Wien. Vor einem "Internet der Bedrohungen" hat der russische Sicherheitssoftware-Spezialist Eugene Kaspersky am Montagnachmittag in Wien gewarnt. Computer seien ein wirksames Werkzeug zur Unterstützung von Kriminalität, sagte er in Bezug auf das immer mehr vernetzte "Internet der Dinge". Bei einem Pressegespräch im Innenministerium forderte er mehr Zusammenarbeit von Regierungen und dem Privatsektor.

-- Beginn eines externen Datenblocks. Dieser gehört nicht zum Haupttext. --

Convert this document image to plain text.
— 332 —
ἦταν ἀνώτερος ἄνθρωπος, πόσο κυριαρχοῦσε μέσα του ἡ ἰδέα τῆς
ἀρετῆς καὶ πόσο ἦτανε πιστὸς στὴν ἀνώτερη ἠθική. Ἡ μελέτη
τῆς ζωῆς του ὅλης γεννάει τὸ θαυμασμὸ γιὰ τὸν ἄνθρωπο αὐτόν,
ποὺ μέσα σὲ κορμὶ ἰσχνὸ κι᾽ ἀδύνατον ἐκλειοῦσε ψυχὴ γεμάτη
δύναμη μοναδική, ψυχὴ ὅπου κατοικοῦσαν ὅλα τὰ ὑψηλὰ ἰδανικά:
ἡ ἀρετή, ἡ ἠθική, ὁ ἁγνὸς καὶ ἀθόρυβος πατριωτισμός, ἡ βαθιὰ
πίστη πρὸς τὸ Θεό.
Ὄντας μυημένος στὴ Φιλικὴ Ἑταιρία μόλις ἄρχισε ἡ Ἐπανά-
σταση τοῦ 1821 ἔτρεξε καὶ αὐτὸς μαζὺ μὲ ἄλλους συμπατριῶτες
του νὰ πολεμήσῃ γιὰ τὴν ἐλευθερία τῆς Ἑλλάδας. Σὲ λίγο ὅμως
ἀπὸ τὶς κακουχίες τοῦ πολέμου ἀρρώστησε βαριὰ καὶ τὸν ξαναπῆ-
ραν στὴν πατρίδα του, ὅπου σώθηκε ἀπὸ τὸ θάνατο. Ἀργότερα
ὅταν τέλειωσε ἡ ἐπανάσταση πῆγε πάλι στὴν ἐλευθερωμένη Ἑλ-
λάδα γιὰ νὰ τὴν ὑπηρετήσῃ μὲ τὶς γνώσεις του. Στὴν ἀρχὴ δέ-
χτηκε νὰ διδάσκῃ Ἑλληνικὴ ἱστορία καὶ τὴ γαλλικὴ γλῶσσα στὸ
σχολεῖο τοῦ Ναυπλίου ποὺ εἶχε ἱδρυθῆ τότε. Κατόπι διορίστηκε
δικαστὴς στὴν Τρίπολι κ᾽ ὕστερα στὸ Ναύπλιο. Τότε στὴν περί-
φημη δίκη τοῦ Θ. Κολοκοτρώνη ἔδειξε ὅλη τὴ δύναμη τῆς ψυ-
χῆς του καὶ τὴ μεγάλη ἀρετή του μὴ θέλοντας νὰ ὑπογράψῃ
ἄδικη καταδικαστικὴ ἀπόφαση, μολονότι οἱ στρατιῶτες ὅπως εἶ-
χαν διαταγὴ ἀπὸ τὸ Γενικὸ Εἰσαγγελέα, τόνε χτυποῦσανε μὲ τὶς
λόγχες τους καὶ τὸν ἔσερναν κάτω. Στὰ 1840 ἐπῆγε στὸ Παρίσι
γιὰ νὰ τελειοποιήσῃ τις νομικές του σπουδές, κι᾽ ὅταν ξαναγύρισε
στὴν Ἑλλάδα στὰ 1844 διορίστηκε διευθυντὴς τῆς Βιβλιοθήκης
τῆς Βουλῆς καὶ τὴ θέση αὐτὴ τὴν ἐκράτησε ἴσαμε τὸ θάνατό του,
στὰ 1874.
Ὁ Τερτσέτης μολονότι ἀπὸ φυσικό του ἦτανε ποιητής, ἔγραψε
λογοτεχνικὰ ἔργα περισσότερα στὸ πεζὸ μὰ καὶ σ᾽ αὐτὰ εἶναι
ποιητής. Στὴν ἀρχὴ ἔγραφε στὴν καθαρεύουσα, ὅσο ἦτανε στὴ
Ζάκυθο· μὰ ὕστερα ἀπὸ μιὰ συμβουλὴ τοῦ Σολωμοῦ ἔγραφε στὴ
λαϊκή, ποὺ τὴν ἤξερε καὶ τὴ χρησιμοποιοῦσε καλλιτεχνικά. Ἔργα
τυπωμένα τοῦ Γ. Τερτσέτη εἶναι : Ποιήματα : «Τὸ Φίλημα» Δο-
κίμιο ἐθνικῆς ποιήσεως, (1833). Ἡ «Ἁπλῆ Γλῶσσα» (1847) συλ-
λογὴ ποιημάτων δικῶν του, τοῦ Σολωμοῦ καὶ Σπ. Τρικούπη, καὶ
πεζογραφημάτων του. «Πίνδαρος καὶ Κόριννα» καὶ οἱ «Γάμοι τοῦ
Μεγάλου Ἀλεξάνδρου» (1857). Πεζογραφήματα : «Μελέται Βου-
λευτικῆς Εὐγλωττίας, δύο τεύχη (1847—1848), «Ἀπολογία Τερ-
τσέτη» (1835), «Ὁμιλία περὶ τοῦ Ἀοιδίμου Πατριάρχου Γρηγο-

"Alle Daten auf dieser Welt wurden bereits gestohlen - und zwar mindestens zwei Mal", formulierte es der Chef des Antivirus-Unternehmens Kaspersky Lab überspitzt. Internetkriminelle seien heutzutage hoch professionell und "manchmal schaffen sie es, sogar sehr gut geschützte Computersysteme von Unternehmen oder Regierungen anzugreifen". Die Computer müssten dabei gar nicht unbedingt an das Internet angeschlossen sein.

"Wir müssen die Systeme schützen"
"Wir sind überall vernetzt und das lässt sich auch nicht mehr rückgängig machen, aber wir müssen die Systeme schützen", hielt Kaspersky fest. Auf der Welt sei so vieles durch Gesetzte geregelt, aber im Bereich Cybersicherheit noch zu wenig. Es sei gut, dass die österreichische Regierung begonnen habe, mehr in diesen Bereich zu investieren. "Ich fürchte nur, es ist ein wenig spät", so der Experte.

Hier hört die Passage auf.